To solve this problem, we can use trigonometry. Specifically, we'll use the tangent function, which is the ratio of the opposite side to the adjacent side in a right triangle.

1. First, we need to determine the length of the side opposite to the angle we're trying to find. This is the difference in depth between the deep end and the shallow end of the pool,

To solve this problem, we can use trigonometry. Specifically, we'll use the tangent function, which is the ratio of the opposite side to the adjacent side in a right triangle.

1. First, we need to determine the length of the side opposite to the angle we're trying to find. This is the difference in depth between the deep end and the shallow end of the pool, which is 8 ft - 4 ft = 4 ft.

2. The length of the adjacent side is the length of the pool, which is 100 ft.

3. Now we can find the tangent of the angle, which is (opposite side) / (adjacent side) = 4 ft / 100 ft = 0.04.

4. To find the angle itself, we take the inverse tangent (also known as the arctangent) of this value. In most calculators, this function is denoted as "tan^-1".

5. So, the measure of the angle is tan^-1(0.04).

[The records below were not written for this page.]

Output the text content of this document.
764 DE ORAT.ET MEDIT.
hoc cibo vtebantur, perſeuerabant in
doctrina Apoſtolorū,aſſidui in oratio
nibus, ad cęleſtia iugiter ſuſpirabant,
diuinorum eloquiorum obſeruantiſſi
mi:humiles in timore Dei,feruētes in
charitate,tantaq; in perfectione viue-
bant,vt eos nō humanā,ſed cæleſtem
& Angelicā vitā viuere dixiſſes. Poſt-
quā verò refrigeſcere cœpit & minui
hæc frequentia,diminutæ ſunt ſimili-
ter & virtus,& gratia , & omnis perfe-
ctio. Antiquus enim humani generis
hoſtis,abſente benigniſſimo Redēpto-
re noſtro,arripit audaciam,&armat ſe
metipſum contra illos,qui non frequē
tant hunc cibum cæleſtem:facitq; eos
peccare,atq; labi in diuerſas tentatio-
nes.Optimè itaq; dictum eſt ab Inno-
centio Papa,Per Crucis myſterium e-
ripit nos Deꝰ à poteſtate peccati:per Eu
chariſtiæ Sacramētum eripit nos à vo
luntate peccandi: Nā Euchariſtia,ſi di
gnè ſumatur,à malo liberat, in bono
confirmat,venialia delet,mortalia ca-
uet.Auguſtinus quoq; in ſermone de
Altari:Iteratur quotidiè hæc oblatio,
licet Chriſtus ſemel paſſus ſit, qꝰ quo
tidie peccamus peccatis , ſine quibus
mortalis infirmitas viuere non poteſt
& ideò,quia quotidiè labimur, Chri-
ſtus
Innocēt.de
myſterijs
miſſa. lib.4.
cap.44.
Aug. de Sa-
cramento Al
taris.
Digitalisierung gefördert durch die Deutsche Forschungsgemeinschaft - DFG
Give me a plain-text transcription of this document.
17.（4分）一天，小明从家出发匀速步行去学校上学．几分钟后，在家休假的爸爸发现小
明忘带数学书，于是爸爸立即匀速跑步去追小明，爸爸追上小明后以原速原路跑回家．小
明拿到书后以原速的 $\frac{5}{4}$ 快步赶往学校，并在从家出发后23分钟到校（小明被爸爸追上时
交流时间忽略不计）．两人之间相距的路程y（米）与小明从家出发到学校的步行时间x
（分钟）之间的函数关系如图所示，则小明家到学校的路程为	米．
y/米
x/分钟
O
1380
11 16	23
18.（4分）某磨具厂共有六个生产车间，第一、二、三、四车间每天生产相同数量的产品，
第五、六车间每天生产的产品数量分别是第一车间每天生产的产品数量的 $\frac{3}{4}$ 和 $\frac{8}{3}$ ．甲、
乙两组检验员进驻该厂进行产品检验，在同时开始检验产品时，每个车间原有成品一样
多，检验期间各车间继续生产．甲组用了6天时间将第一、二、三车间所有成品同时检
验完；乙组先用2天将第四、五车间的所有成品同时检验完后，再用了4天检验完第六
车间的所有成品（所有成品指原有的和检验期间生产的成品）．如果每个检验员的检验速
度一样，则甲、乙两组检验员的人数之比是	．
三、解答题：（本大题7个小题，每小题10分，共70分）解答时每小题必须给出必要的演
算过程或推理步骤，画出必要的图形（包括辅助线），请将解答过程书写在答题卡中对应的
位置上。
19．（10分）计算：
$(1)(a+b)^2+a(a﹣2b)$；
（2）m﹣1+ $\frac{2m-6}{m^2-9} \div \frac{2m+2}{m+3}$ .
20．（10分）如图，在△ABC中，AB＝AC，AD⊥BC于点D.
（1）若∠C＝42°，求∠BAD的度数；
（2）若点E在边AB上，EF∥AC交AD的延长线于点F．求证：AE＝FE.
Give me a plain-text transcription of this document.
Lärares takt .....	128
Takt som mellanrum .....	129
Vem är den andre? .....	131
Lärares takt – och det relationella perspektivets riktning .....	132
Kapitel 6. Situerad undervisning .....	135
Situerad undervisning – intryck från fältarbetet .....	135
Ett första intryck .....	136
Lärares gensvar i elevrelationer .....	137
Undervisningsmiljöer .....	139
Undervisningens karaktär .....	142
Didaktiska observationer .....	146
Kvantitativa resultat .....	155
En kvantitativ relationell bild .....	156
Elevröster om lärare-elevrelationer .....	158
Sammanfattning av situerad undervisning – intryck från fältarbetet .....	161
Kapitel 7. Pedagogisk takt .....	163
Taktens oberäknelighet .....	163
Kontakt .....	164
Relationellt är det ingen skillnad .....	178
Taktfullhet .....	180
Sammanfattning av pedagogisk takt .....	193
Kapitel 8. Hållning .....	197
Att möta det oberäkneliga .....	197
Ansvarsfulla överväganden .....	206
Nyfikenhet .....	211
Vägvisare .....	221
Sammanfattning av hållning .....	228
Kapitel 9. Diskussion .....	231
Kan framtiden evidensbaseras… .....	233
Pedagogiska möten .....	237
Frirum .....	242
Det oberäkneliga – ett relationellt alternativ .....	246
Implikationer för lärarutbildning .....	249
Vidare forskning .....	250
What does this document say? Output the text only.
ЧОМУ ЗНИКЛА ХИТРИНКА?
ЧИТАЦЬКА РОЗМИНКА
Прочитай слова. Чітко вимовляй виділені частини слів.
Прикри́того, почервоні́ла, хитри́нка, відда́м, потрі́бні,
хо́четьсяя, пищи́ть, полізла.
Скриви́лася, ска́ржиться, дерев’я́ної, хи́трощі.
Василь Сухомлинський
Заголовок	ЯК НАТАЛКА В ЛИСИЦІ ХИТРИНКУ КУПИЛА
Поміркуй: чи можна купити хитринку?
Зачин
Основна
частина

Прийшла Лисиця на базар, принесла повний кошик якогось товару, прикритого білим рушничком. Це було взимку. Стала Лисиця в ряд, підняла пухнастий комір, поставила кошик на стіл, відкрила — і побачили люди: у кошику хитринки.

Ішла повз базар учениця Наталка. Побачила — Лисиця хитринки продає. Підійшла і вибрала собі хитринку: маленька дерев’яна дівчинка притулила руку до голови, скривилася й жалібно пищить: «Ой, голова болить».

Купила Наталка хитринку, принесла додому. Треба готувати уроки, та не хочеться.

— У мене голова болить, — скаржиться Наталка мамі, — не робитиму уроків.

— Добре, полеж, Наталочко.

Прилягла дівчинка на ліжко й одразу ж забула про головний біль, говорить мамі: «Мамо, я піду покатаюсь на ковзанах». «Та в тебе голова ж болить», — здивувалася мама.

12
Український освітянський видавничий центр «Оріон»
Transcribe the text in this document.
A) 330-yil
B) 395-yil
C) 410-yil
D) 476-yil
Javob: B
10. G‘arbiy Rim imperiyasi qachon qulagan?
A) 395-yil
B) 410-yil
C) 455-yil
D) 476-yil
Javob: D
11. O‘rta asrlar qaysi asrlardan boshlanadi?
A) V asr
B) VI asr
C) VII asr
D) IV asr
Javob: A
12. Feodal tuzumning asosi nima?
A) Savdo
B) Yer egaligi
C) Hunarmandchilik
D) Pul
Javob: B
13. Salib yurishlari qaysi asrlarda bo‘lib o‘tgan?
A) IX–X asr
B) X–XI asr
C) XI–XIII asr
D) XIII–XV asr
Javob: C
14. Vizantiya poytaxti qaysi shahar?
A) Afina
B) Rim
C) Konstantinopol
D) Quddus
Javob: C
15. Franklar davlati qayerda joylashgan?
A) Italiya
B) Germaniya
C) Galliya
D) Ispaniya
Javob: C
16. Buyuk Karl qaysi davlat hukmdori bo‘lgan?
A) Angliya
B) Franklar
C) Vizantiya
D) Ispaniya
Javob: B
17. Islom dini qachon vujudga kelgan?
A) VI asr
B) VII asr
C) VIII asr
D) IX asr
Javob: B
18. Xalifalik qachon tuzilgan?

6. If you calculate it, you'll find that the angle is approximately 2.29 degrees.

So, to the nearest degree, the measure of the acute angle the bottom of the pool makes with the wall at the deep end is 2 degrees.

To solve this problem, we can use trigonometry. Specifically, we'll use the tangent function, which is the ratio of the opposite side to the adjacent side in a right triangle.

1. First, we need to determine the length of the opposite side. This would be the difference in depth between the deep end and the shallow end of the pool, which is 8 ft - 4 ft = 4 ft.

2. The length of the adjacent side is the length of the pool, which is 100 ft.

3. Now we can find the tangent of the angle. The tangent of the angle (let's call it θ) is the opposite side divided by the adjacent side, or tan(θ) = 4 ft / 100 ft = 0.04.

4. To find the angle θ, we take the inverse tangent (also known as the arctangent) of 0.04. Using a calculator, arctan(0.04) ≈ 2.29 degrees.

So, to the nearest degree, the measure of the acute angle the bottom of the pool makes with the wall at the deep end is 2 degrees.